NASA’s X-59 propulsion lead Raymond Castner calls the engine deliveries “another exciting, huge milestone for us in building the X-59”.

“The tried-and-true guts of the engine, all the turbomachinery” are the same as those found other F414 variants, says GE’s X-59 demo model designer Anthony Hazlett.

“But the engine’s external design and the way the engine operates was upgraded,” he adds.

The changes include new control-system software allowing the engine to communicate with the aircraft, and new plumbing, Hazlett adds.

To reduce space and weight, the F414-GE-100 lacks “track hardware” found on other F414s. That hardware eases installation on fighters.

GE has already completed about 8h of F414-GE-100 tests on a stand.

“Putting the X-59’s engine through its paces at a GE test cell in Lynn showed it could handle the high afterburner usage and demonstrated all other design upgrades, such as the newly designed control software, would work as expected,” says NASA.

The agency is developing a single X-59 under its Low-Boom Flight Demonstrator project for the purpose of studying so-called “low-boom” supersonic technology.

Engineers are designing the jet with features intended to give it a quieter sonic boom – estimated to be less than 75 perceived dB when heard on the ground, NASA has said.
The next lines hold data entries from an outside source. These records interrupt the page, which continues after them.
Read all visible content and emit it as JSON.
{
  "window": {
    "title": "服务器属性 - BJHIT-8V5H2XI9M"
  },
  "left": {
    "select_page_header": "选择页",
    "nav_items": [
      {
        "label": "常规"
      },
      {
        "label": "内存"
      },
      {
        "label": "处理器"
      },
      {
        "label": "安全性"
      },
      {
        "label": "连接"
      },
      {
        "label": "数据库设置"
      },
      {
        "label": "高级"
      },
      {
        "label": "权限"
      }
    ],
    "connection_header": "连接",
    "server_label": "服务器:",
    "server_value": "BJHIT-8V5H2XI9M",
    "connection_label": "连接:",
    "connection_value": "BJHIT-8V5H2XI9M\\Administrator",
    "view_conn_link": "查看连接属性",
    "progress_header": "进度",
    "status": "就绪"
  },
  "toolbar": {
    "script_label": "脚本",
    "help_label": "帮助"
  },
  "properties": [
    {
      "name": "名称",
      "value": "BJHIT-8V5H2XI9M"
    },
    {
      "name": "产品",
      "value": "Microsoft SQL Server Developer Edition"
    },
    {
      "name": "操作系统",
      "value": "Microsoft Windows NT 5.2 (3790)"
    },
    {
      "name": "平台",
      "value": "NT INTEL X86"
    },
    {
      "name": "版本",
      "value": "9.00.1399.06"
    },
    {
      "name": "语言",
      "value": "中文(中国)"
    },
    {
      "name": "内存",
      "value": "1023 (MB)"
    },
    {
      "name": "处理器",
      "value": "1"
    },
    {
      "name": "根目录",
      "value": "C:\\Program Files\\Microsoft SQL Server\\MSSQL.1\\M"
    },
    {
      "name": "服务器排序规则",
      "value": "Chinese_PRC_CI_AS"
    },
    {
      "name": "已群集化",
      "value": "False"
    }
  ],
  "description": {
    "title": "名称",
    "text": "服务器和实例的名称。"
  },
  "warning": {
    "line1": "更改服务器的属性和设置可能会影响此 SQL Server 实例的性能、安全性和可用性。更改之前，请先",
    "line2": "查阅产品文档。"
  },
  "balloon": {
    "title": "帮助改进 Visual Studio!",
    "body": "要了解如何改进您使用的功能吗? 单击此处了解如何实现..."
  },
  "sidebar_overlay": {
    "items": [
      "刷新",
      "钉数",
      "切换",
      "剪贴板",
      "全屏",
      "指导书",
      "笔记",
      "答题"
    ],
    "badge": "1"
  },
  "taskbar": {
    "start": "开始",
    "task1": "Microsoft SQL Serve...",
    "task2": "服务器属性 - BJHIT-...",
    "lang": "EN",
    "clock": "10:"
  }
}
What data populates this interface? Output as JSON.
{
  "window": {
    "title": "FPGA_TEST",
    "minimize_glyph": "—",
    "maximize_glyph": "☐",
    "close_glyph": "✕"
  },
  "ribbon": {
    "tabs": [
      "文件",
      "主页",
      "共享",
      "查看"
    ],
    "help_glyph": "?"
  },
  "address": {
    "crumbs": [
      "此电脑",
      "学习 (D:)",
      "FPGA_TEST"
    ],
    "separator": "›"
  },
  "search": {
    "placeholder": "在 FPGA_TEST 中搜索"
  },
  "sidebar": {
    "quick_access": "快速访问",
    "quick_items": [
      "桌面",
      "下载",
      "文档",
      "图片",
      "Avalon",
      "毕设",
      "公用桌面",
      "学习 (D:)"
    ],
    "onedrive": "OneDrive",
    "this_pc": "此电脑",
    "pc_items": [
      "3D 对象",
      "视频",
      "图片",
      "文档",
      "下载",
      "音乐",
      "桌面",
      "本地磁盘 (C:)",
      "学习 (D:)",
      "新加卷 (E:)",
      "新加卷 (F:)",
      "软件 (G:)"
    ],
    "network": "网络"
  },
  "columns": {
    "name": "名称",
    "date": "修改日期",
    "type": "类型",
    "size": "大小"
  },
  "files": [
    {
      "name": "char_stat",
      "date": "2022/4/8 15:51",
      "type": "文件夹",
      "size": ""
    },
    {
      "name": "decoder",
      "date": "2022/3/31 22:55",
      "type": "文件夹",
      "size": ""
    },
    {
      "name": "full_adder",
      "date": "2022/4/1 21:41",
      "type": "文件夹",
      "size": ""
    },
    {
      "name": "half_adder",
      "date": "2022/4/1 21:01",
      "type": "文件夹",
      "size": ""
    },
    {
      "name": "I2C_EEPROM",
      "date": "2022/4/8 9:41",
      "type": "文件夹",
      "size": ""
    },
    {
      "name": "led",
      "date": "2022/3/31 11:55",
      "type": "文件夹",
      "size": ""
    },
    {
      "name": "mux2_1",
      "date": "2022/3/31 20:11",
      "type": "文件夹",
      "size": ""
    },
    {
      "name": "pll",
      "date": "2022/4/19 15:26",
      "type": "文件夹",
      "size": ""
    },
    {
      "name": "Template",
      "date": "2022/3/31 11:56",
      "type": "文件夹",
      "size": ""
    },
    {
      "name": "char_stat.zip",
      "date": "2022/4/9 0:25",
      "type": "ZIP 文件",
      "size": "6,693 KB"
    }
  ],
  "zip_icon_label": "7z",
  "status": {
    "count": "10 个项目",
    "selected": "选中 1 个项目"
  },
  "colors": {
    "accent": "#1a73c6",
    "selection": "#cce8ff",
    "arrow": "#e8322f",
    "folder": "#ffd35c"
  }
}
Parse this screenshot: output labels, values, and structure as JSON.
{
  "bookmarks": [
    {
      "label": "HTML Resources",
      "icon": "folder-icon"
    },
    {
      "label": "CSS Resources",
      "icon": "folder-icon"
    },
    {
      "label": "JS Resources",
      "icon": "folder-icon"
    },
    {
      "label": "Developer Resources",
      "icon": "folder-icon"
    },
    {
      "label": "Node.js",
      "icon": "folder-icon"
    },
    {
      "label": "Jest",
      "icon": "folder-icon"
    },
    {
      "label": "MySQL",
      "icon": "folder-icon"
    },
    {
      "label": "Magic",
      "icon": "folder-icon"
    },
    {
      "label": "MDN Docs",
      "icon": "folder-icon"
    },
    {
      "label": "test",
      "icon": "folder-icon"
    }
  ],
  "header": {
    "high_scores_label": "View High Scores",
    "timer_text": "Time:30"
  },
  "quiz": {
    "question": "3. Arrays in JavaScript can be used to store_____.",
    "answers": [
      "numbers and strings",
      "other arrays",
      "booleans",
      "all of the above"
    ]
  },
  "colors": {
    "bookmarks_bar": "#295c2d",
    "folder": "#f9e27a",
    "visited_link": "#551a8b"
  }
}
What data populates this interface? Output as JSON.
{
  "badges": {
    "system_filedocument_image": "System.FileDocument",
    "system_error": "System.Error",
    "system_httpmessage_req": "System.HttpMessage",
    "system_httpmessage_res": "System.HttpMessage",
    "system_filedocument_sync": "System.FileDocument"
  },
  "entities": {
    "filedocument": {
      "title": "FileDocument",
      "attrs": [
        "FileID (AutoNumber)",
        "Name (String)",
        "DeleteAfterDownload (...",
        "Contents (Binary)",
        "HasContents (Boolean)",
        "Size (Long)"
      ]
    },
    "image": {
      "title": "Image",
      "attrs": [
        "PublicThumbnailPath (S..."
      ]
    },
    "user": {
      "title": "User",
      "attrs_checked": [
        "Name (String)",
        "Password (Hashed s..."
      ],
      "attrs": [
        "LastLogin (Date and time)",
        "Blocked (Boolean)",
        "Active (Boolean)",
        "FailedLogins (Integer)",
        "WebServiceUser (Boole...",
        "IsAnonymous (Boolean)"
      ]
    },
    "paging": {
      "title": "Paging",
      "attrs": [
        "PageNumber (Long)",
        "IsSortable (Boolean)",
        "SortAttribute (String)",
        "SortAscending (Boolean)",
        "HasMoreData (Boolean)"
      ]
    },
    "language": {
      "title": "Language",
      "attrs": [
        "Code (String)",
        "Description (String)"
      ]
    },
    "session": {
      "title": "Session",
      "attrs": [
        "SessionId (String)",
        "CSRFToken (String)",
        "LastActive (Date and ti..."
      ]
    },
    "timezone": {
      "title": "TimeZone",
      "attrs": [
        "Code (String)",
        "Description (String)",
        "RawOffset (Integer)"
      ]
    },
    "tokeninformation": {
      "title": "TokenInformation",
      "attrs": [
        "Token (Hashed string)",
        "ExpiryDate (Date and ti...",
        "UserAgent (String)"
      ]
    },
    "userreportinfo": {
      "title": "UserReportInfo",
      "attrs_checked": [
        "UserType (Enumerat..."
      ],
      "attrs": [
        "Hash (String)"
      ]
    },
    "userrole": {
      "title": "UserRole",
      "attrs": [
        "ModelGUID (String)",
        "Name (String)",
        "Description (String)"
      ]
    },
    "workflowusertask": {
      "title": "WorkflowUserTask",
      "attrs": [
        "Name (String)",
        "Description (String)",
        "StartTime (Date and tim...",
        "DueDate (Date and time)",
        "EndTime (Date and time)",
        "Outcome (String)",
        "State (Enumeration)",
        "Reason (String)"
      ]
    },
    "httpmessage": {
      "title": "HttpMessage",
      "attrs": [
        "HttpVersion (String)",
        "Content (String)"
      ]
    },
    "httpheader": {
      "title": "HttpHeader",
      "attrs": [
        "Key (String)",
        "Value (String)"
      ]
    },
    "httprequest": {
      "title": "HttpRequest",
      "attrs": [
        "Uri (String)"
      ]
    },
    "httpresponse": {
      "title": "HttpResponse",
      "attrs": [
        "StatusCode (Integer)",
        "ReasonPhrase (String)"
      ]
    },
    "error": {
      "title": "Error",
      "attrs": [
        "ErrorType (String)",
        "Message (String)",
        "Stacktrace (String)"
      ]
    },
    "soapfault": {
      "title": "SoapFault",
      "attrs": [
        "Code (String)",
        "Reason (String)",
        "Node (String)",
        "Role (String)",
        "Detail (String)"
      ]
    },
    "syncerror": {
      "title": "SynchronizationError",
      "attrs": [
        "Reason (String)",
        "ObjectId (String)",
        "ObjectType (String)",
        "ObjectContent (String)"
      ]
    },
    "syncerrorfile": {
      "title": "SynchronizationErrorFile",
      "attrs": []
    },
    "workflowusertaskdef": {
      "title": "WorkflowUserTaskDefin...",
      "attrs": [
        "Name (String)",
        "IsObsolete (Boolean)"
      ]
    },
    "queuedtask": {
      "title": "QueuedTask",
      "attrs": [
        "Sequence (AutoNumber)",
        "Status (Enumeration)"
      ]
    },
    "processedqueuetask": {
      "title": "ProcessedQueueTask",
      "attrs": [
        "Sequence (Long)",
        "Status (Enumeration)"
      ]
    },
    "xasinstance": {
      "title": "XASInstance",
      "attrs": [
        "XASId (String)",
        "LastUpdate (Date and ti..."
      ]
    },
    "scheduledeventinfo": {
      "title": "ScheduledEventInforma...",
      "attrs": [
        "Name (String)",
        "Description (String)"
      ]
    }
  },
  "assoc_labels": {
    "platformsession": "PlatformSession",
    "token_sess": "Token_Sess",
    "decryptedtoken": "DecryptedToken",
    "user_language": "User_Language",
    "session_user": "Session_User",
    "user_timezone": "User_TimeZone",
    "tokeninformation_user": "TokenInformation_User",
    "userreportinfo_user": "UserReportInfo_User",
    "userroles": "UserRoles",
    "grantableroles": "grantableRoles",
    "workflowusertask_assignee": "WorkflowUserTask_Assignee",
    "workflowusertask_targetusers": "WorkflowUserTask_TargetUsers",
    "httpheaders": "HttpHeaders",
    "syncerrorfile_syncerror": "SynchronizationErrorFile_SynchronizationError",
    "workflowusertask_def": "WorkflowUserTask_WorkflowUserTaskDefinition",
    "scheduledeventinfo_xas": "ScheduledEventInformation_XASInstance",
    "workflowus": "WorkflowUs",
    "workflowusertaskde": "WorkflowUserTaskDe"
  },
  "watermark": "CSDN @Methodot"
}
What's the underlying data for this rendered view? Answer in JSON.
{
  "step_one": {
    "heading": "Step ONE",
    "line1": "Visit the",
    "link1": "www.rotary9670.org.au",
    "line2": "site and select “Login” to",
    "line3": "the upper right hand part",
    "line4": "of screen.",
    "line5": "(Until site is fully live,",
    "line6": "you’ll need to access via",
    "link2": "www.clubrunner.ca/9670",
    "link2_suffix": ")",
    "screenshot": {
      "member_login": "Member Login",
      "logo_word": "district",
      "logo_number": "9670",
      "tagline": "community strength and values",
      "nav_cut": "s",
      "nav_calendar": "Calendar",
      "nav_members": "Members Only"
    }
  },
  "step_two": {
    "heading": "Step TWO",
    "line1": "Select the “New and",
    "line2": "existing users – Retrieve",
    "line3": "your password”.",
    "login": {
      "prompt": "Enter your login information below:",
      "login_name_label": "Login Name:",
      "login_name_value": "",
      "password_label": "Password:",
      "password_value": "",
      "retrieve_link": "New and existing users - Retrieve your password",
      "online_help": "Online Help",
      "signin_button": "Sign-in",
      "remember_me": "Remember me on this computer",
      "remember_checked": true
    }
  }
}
That compares to the Concorde’s 105 perceived dB boom.

The X-59’s boom should be comparable to “distant thunder” or “neighbors shutting a car door”, NASA’s Low-Boom Flight Demonstrator project manager told FlightGlobal earlier this year.

“If you are not really listening for it, you may not even notice it,” he said.

Lockheed expects to complete X-59’s maiden flight in 2021 and to deliver the jet to NASA in 2022.

X-59 will be about 30m (98ft) long, have a 9m wingspan and be capable of cruising at 55,000ft and at Mach 2.4, according to NASA.

NASA intends for X-59 to perform “community flights” over the USA starting in 2023. From those flights it will collect sound data and study public response to the jet’s sonic boom. The agency aims to prove that low-boom supersonic designs can be quiet enough to avoid public disturbance, clearing a path for the Federal Aviation Administration to lift its ban on civil overland supersonic flight.